Biden markets were indeed dumb early on if your report is right, and I missed that boat because I wasn’t thinking about it—I only got into the PredictIt game this time around when Yang got up into the 8% range and there was actual free money. I don’t think it was inevitable he would run but you definitely made an amazing trade. 70% to run plus dominating the pools does not equal 15%! Especially given that when the 70% event occurred, his value more than doubled.
That’s another good metric for evaluating trades/prediction that I forgot to include more explicitly. Look at the new market prices slash probability estimates after an event, and see what that implies about the old prediction. In this case, clearly it says that 15% was stupidly low. I like to think I too would have done that trade if I’d thought about it at the time, maybe even sold other candidates to get more of it, and looked at the general election prices. In hindsight it’s clear 20% is still way too low, but a much smaller mistake and certainly more understandable.

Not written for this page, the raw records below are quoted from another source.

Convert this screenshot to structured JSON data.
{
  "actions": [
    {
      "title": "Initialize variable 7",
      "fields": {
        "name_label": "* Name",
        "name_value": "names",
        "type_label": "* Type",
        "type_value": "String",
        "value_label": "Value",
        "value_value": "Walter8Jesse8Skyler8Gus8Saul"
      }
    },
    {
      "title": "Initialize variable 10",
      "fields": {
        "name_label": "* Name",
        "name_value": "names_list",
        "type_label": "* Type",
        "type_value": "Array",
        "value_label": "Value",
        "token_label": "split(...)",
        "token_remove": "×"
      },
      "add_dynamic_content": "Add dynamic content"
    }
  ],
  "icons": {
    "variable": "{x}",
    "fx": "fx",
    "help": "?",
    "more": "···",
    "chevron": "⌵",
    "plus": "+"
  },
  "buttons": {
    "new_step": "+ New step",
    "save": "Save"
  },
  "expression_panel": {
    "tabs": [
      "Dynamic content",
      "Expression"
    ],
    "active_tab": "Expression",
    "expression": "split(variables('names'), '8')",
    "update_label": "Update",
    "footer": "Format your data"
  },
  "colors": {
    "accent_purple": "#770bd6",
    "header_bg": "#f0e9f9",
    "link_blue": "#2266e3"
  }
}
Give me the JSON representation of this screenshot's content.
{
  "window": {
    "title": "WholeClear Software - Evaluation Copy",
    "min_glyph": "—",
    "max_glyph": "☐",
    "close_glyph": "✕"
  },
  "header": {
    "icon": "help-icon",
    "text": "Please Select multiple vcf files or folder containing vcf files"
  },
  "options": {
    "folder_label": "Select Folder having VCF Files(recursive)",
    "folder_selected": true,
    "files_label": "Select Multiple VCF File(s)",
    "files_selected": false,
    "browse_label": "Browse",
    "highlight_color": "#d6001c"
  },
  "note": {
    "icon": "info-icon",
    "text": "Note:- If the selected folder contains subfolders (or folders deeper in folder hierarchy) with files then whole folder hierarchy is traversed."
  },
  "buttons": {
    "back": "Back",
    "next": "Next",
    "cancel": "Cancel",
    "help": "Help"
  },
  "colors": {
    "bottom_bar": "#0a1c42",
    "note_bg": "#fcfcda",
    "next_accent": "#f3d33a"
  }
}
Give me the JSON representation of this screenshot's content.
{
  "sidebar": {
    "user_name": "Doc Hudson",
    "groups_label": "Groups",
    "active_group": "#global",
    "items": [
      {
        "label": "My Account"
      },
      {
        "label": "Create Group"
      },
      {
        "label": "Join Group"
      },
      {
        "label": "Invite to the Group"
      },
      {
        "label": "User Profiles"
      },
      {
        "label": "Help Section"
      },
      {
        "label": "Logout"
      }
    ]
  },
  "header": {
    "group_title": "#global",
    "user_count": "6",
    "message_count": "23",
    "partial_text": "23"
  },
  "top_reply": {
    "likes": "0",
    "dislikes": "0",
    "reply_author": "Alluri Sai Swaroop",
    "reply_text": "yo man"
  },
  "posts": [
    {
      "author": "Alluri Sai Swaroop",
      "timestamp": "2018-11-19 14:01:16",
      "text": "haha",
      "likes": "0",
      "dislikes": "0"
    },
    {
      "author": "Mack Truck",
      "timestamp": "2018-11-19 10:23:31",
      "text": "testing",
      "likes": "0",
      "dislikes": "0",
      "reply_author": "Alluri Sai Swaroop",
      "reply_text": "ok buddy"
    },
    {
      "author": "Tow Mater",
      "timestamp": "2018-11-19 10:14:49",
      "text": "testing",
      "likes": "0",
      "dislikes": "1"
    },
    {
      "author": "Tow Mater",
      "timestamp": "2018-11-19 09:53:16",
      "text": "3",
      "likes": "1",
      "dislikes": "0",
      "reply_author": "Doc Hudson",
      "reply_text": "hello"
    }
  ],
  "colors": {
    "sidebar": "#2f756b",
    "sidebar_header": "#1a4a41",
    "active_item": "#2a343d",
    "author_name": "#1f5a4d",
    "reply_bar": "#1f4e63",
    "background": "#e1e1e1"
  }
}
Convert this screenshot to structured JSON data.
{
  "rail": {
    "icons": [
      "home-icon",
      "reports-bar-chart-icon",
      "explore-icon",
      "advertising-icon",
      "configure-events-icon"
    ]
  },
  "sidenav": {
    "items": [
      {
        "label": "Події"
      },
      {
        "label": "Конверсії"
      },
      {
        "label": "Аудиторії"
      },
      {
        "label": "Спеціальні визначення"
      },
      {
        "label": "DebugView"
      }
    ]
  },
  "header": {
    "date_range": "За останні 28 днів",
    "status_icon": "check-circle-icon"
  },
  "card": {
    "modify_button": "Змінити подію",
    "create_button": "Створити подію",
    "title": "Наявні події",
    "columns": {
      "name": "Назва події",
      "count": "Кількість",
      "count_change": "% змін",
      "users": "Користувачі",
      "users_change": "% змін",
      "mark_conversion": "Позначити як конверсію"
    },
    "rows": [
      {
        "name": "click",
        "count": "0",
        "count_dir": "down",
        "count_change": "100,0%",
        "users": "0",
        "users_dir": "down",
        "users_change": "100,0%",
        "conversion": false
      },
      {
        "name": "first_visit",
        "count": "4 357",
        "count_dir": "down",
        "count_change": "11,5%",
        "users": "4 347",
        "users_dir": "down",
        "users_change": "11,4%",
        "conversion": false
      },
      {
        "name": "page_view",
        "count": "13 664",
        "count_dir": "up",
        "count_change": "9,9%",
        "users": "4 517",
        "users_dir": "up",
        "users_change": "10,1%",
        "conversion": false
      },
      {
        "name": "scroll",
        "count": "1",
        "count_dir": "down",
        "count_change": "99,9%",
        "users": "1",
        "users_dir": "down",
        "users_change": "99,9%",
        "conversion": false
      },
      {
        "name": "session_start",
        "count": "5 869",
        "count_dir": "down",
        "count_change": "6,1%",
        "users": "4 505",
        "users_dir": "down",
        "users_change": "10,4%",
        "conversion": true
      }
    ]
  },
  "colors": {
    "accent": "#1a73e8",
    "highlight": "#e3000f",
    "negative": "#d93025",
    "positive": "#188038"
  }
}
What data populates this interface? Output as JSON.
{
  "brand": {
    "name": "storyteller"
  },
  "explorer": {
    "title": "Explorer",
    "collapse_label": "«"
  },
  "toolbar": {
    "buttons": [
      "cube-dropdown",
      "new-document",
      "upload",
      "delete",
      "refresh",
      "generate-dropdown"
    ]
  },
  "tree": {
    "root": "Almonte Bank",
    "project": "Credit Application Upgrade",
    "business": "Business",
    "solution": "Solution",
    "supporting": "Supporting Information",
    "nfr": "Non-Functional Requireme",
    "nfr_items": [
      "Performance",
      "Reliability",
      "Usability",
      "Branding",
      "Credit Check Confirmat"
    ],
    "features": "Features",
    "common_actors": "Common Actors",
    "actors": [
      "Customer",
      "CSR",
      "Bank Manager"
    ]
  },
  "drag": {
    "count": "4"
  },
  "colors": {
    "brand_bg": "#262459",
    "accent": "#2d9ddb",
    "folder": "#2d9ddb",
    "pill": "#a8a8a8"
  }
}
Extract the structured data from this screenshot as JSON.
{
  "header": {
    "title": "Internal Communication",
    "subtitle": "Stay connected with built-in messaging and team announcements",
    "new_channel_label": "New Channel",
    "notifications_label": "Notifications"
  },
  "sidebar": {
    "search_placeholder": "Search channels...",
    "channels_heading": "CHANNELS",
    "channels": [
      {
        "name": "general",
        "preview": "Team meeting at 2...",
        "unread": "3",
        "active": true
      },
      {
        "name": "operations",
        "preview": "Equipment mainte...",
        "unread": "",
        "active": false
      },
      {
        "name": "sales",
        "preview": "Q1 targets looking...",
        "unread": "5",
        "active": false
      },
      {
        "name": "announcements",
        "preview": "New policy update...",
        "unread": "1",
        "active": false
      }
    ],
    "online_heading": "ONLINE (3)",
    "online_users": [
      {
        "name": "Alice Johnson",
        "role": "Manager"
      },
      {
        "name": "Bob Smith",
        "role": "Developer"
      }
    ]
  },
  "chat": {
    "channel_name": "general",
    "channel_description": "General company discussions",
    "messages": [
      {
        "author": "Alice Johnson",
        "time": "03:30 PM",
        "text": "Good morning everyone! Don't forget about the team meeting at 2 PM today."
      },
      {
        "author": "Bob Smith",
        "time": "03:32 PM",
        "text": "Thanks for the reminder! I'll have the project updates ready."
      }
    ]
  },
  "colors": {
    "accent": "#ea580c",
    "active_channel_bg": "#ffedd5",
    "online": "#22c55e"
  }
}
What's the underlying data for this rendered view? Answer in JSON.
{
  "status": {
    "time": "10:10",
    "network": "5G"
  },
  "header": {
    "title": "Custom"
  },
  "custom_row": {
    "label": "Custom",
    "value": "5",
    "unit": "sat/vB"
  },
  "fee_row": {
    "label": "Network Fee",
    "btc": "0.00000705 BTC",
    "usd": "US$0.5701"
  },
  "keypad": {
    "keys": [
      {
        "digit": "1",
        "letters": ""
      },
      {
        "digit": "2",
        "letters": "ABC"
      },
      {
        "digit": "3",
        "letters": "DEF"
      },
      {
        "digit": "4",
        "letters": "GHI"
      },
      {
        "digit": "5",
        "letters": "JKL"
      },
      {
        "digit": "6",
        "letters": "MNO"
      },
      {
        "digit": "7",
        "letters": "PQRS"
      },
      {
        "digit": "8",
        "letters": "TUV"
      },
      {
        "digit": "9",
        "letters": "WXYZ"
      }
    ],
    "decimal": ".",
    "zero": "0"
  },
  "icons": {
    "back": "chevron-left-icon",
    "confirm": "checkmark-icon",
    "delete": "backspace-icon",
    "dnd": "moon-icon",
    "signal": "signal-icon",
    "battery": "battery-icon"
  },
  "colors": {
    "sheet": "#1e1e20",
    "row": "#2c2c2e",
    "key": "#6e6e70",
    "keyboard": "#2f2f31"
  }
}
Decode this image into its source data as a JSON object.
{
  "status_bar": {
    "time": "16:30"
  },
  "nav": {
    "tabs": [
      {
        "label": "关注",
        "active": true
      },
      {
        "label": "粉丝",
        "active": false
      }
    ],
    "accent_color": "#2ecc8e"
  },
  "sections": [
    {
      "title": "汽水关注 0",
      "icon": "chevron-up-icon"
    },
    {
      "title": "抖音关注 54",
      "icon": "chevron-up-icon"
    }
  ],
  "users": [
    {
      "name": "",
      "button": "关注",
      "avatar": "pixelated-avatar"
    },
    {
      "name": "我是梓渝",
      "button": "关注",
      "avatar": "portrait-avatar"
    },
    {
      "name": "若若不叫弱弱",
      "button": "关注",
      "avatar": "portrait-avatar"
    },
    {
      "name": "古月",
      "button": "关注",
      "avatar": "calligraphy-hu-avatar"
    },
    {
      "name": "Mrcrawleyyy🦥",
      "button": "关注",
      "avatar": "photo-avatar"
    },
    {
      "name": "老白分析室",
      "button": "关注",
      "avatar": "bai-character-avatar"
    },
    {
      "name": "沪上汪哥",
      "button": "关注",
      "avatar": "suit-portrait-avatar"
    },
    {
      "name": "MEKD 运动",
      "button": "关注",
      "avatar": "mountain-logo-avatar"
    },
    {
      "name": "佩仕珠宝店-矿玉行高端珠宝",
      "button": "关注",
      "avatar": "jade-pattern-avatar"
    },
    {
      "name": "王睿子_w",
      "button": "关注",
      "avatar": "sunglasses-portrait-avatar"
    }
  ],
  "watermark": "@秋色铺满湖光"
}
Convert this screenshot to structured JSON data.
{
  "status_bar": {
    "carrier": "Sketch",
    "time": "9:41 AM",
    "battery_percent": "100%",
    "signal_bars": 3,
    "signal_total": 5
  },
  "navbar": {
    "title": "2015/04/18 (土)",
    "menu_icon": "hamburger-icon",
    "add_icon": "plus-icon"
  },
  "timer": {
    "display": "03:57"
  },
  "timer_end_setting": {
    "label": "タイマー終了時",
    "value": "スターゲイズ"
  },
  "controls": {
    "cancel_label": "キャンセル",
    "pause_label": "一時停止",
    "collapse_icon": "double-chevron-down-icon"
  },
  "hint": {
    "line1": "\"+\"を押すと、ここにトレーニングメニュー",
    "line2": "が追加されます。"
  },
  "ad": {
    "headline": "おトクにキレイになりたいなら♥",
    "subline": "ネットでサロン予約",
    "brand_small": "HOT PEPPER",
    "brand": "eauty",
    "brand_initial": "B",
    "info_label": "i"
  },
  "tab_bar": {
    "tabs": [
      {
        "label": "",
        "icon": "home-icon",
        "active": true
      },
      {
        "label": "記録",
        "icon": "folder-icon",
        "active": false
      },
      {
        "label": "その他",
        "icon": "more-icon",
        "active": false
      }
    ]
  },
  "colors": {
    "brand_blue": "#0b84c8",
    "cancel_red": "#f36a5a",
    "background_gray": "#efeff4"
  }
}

I agree that removing hindsight can be tough. I do think that it is now clear that e.g. Trump not getting nominated would have been extraordinarily hard to have happen without a health issue, but did we have enough information for that? I think we mostly did? But I can’t be sure I’m playing fair here, either.
The 50% approval thing I do think we had unusually uneventful times until Covid-19. Covid-19 put Trump at 48.5% and let’s face it, he had to try really hard to not break 50%, but he did manage it. Wasn’t easy, team effort.
May it seemed to me (at the time) like would keep going until failure but would quit on actual failure, but again hindsight is always a concern.
Also points to, might be good in general to write down basic reasoning when making predictions, to help prevent hindsight bias. And also if you get the right answer for the wrong reasons, in important senses, you can still mark yourself wrong in ways that let one improve.